Galardi conocía a los patronos y a los aduaneros, veía los chiquillos harapientos y desnudos que jugaban sobre las barcas y a veces iba de curioso a los bailes que daban los pescadores en las azoteas.
Hablaba muy mal el italiano pero como la gente empleaba más el dialecto que el idioma nacional, no se notaban mucho sus incorrecciones de pronunciación.
También le gustaba vagar por las callejuelas desiertas y ruinosas de Roccanera. A otro que no hubiese sido él, el sentirse solo en un pueblo desconocido le hubiera dado una impresión de melancolía, a Galardi no, ni el anochecer triste ni el amanecer alegre lo impresionaban.
En el mediodía y al lado del mar el crepúsculo de la tarde es tan rápido, el contraste tan brusco que la llegada de la noche sobrecoge y conturba el ánimo. La impresión es mayor cuando hay que dejar la campiña riente y entrar por una callejuela negra, sombría, mal iluminada.
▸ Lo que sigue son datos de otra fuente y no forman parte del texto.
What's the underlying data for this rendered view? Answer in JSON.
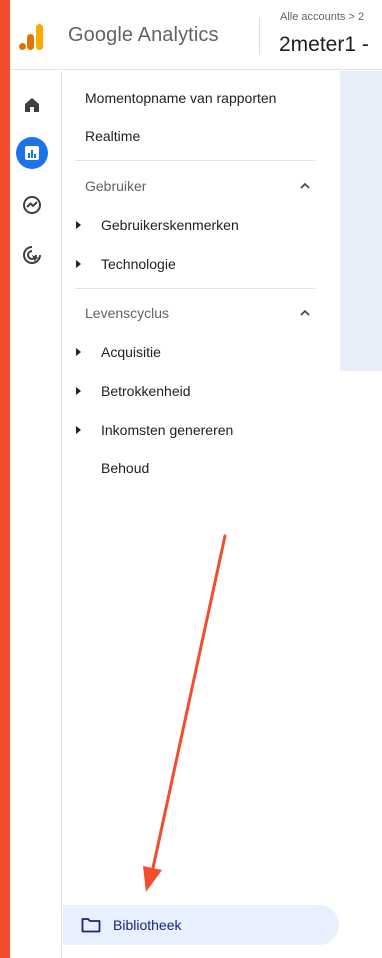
{
  "header": {
    "product_name": "Google Analytics",
    "breadcrumb": "Alle accounts > 2",
    "account_name": "2meter1 -"
  },
  "rail": {
    "items": [
      {
        "icon": "home-icon"
      },
      {
        "icon": "reports-icon",
        "active": true
      },
      {
        "icon": "explore-icon"
      },
      {
        "icon": "advertising-icon"
      }
    ]
  },
  "nav": {
    "snapshot_label": "Momentopname van rapporten",
    "realtime_label": "Realtime",
    "section_user": {
      "label": "Gebruiker",
      "items": [
        "Gebruikerskenmerken",
        "Technologie"
      ]
    },
    "section_lifecycle": {
      "label": "Levenscyclus",
      "items": [
        "Acquisitie",
        "Betrokkenheid",
        "Inkomsten genereren"
      ],
      "retention_label": "Behoud"
    },
    "library_label": "Bibliotheek"
  },
  "colors": {
    "accent": "#1a73e8",
    "border": "#f04e2f",
    "annotation_arrow": "#f04e2f",
    "library_bg": "#e8f0fe"
  }
}
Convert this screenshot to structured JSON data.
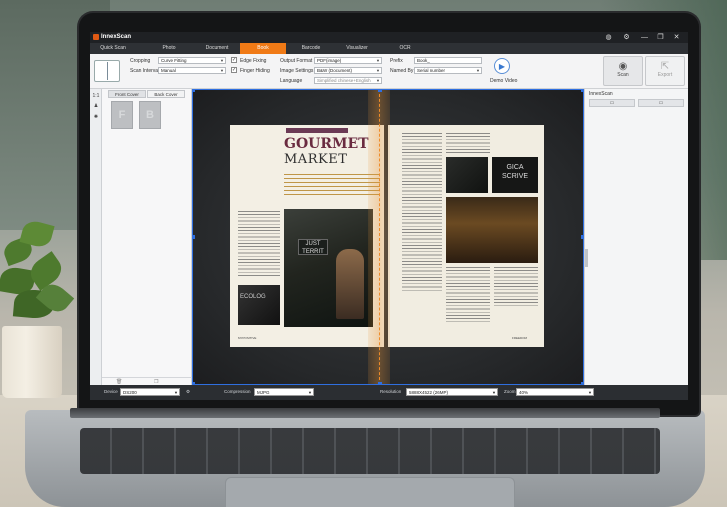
{
  "app": {
    "title": "InnexScan"
  },
  "window_icons": [
    "globe-icon",
    "settings-icon",
    "minimize-icon",
    "restore-icon",
    "close-icon"
  ],
  "tabs": [
    {
      "label": "Quick Scan"
    },
    {
      "label": "Photo"
    },
    {
      "label": "Document"
    },
    {
      "label": "Book",
      "active": true
    },
    {
      "label": "Barcode"
    },
    {
      "label": "Visualizer"
    },
    {
      "label": "OCR"
    }
  ],
  "toolbar": {
    "cropping_label": "Cropping",
    "cropping_value": "Curve Fitting",
    "scan_interval_label": "Scan Interval",
    "scan_interval_value": "Manual",
    "edge_fixing_label": "Edge Fixing",
    "edge_fixing_checked": true,
    "finger_hiding_label": "Finger Hiding",
    "finger_hiding_checked": true,
    "output_format_label": "Output Format",
    "output_format_value": "PDF(image)",
    "image_settings_label": "Image Settings",
    "image_settings_value": "B&W (Document)",
    "language_label": "Language",
    "language_value": "Simplified chinese+English",
    "prefix_label": "Prefix",
    "prefix_value": "Book_",
    "named_by_label": "Named By",
    "named_by_value": "Serial number",
    "demo_label": "Demo Video",
    "scan_label": "Scan",
    "export_label": "Export"
  },
  "left_panel": {
    "ratio_label": "1:1",
    "front_cover_label": "Front Cover",
    "back_cover_label": "Back Cover",
    "front_tile_letter": "F",
    "back_tile_letter": "B"
  },
  "magazine": {
    "title_line1": "GOURMET",
    "title_line2": "MARKET",
    "left_footer": "MYPOSITIVE",
    "right_footer": "FREEDOM"
  },
  "right_panel": {
    "title": "InnexScan"
  },
  "status": {
    "device_label": "Device",
    "device_value": "DS200",
    "compression_label": "Compression",
    "compression_value": "MJPG",
    "resolution_label": "Resolution",
    "resolution_value": "5888X4522 (26MP)",
    "zoom_label": "Zoom",
    "zoom_value": "40%"
  },
  "colors": {
    "accent": "#f07a16",
    "selection": "#2f6fe0",
    "seam": "#ee8c2a",
    "title_dark": "#1f2124"
  }
}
El marino no tomaba en cuenta estas impresiones; le parecían miserias insignificantes. No le preocupaba tampoco el saber que al entrar en la callejuela de la ciudad ni a un lado ni a otro tenía una persona amiga.
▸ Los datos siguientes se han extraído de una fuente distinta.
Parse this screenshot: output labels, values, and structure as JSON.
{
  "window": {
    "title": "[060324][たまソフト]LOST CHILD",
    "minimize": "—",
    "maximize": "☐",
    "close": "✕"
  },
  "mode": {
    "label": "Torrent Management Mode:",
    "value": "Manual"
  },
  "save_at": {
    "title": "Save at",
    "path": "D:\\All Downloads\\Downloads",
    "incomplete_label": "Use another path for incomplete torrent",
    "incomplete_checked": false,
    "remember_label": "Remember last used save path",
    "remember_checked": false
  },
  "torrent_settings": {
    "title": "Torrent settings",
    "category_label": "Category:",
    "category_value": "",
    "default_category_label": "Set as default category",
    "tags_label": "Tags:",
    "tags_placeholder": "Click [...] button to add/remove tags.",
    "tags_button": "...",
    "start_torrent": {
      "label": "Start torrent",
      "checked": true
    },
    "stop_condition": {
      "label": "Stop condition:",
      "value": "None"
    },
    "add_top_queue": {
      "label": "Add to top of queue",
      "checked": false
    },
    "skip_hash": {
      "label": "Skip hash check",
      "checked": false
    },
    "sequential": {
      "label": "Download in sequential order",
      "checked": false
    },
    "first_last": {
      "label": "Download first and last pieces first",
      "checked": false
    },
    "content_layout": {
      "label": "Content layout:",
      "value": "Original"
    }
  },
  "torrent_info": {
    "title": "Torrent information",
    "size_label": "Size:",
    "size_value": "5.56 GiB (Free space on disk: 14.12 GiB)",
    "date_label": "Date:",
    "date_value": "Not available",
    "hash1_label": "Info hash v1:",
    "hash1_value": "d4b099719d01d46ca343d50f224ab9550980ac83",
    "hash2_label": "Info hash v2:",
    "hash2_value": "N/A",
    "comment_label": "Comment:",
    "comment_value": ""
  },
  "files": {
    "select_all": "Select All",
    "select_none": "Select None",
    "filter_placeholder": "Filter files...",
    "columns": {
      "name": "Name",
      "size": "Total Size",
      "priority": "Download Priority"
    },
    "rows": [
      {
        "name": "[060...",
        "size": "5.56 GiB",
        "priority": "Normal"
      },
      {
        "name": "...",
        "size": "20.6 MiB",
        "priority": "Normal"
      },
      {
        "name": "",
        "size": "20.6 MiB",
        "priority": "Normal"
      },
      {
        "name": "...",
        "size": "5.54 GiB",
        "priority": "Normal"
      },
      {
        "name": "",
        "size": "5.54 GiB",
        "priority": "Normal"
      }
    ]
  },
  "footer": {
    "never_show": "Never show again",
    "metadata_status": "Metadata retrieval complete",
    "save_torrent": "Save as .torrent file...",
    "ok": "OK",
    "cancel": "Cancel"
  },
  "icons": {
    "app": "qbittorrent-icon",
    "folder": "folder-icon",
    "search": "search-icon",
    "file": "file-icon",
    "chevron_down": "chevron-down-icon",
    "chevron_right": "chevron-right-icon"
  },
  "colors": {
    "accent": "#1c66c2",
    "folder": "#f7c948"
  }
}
Galardi era un vasco decidido y valiente.
El hombre veía a las viejas tostadas por el sol que componían sus harapos o hacían media delante de los portales; a los chiquillos, descalzos y negros, que se perseguían a pedradas desde las esquinas, y escuchaba el murmullo suave del mar en el fondo de una calleja…
Otro hubiera sentido el vacío que le hacían alrededor; pero Galardi, acostumbrado a la soledad del mar, no lo notaba, y si lo notaba, rechazaba la impresión como baja e insignificante.
La gente sonreía al mirarle; en todas partes le llamaban Excelencia; pero, cuando volvía las espaldas, le dirigían una mirada irónica y murmuraban:
—Es el amante de la padrona.
Galardi, sin darse cuenta de lo que se murmuraba de él, vivía tranquilo; paseaba por el muelle y por la playa; volvía al anochecer a su casa y a la luz de un quinqué leía unas páginas de las Odas de Horacio o la Guida Spirituale, del padre Molinos, donde aprendía un poco de italiano.
A veces se dedicaba a tocar la flauta, y tocaba siempre las mismas cosas, con lo que aburría probablemente a sus vecinos.